A bear market means that an individual stock or a stock index, like the S&P 500, has fallen at least 20% from a recent high point.
The index, a benchmark for many funds, fell 0.6% Thursday after easing off a deeper stumble. The latest decline came a day after the S&P 500 had its biggest drop in nearly two years. It’s now down 18.7% from the record high it set early this year.
The Dow Jones Industrial Average fell 0.8% and the Nasdaq slipped 0.3%.
The indexes remain in a deep slump as investors worry that the inflation that’s hurting people as they are shopping for groceries and filling their cars with fuel is also walloping profits at U.S. companies.
“There’s just still a significant amount of uncertainty,” said Lindsey Bell, chief markets and money strategist at Ally Invest, “especially in regard to what the [Federal Reserve] is going to do, how that’s going to impact growth in the future, and additionally, where the heck is inflation going from here.”
The S&P 500 fell 22.89 points to 3,900.79. The Dow dropped 236.94 points to 31,253.13. The Nasdaq slid 29.66 points to 11,388.50. The three indexes are on pace to extend a string of at least six weekly losses.
Smaller-company stocks held up better than the broader market. The Russell 2000 rose 1.38 points, or 0.1%, to 1,776.22.
Rising interest rates, high inflation, the war in Ukraine and a slowdown in China’s economy have caused investors to reconsider the prices they’re willing to pay for a wide range of stocks, from high-flying tech companies to traditional automakers.
Wall Street is also worried about the Federal Reserve’s plan to fight the highest inflation in four decades. The Fed is raising interest rates aggressively, and investors are concerned that the central bank could cause a recession if it raises rates too high or too quickly.

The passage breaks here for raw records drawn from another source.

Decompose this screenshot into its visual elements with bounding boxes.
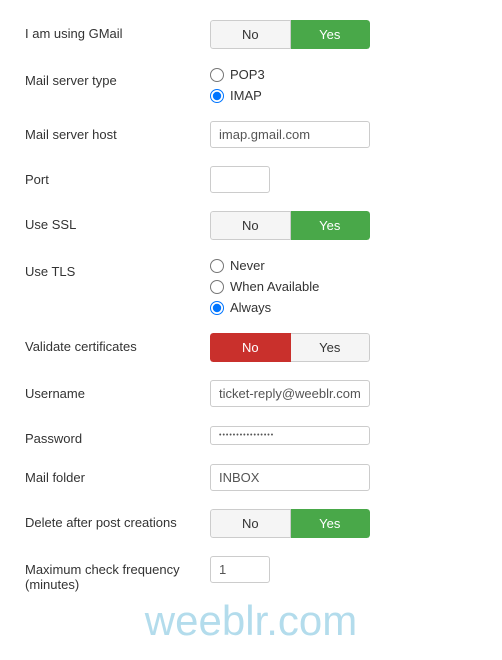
- row-validate: Validate certificates No Yes: [25, 333, 477, 362]
- row-ssl: Use SSL No Yes: [25, 211, 477, 240]
- gmail-yes-button[interactable]: Yes: [291, 20, 371, 49]
- radio-available-label: When Available: [230, 279, 319, 294]
- radio-never[interactable]: [210, 259, 224, 273]
- radio-item-never[interactable]: Never: [210, 258, 477, 273]
- radio-imap-label: IMAP: [230, 88, 262, 103]
- input-password[interactable]: [210, 426, 370, 445]
- radio-item-pop3[interactable]: POP3: [210, 67, 477, 82]
- radio-group-server-type: POP3 IMAP: [210, 67, 477, 103]
- row-password: Password: [25, 425, 477, 446]
- row-server-type: Mail server type POP3 IMAP: [25, 67, 477, 103]
- radio-group-tls: Never When Available Always: [210, 258, 477, 315]
- label-server-type: Mail server type: [25, 67, 210, 88]
- toggle-delete: No Yes: [210, 509, 370, 538]
- toggle-ssl: No Yes: [210, 211, 370, 240]
- label-gmail: I am using GMail: [25, 20, 210, 41]
- label-ssl: Use SSL: [25, 211, 210, 232]
- row-host: Mail server host: [25, 121, 477, 148]
- toggle-validate: No Yes: [210, 333, 370, 362]
- label-frequency: Maximum check frequency (minutes): [25, 556, 210, 592]
- label-port: Port: [25, 166, 210, 187]
- label-delete: Delete after post creations: [25, 509, 210, 530]
- toggle-gmail: No Yes: [210, 20, 370, 49]
- label-validate: Validate certificates: [25, 333, 210, 354]
- row-delete: Delete after post creations No Yes: [25, 509, 477, 538]
- radio-available[interactable]: [210, 280, 224, 294]
- delete-yes-button[interactable]: Yes: [291, 509, 371, 538]
- row-gmail: I am using GMail No Yes: [25, 20, 477, 49]
- radio-item-imap[interactable]: IMAP: [210, 88, 477, 103]
- label-tls: Use TLS: [25, 258, 210, 279]
- label-username: Username: [25, 380, 210, 401]
- gmail-no-button[interactable]: No: [210, 20, 291, 49]
- row-username: Username: [25, 380, 477, 407]
- ssl-yes-button[interactable]: Yes: [291, 211, 371, 240]
- input-frequency[interactable]: [210, 556, 270, 583]
- radio-never-label: Never: [230, 258, 265, 273]
- row-tls: Use TLS Never When Available Always: [25, 258, 477, 315]
- radio-imap[interactable]: [210, 89, 224, 103]
- row-folder: Mail folder: [25, 464, 477, 491]
- radio-item-always[interactable]: Always: [210, 300, 477, 315]
- input-folder[interactable]: [210, 464, 370, 491]
- input-port[interactable]: [210, 166, 270, 193]
- input-host[interactable]: [210, 121, 370, 148]
- validate-yes-button[interactable]: Yes: [291, 333, 371, 362]
- label-folder: Mail folder: [25, 464, 210, 485]
- radio-pop3[interactable]: [210, 68, 224, 82]
- label-host: Mail server host: [25, 121, 210, 142]
- row-port: Port: [25, 166, 477, 193]
- radio-pop3-label: POP3: [230, 67, 265, 82]
- row-frequency: Maximum check frequency (minutes): [25, 556, 477, 592]
- radio-always[interactable]: [210, 301, 224, 315]
- radio-always-label: Always: [230, 300, 271, 315]
- delete-no-button[interactable]: No: [210, 509, 291, 538]
- ssl-no-button[interactable]: No: [210, 211, 291, 240]
- validate-no-button[interactable]: No: [210, 333, 291, 362]
- input-username[interactable]: [210, 380, 370, 407]
- watermark: weeblr.com: [145, 597, 357, 645]
- label-password: Password: [25, 425, 210, 446]
- radio-item-available[interactable]: When Available: [210, 279, 477, 294]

The 10-year Treasury pulled back to 2.85% from 2.88% late Wednesday, but it has been generally rising as investors prepare for a market with higher interest rates. That has also pushed up mortgage rates, which is contributing to a slowdown in home sales.
The pile of concerns on Wall Street has made for very choppy trading and big swings between gains and losses within any given day.
Technology stocks have been some of the most volatile holdings. The sector includes heavyweights like Apple that have lofty valuations, which tend to push the market more forcefully up or down. Technology stocks fell Thursday, accounting for a big share of the S&P 500’s drop.
Household goods companies, grocery store operators and food producers fell broadly. General Mills fell 2.1% and Clorox fell 5.3%.
Retailers and other companies that rely on direct consumer spending mostly rose. Amazon added 0.2% and Expedia climbed 5.3%.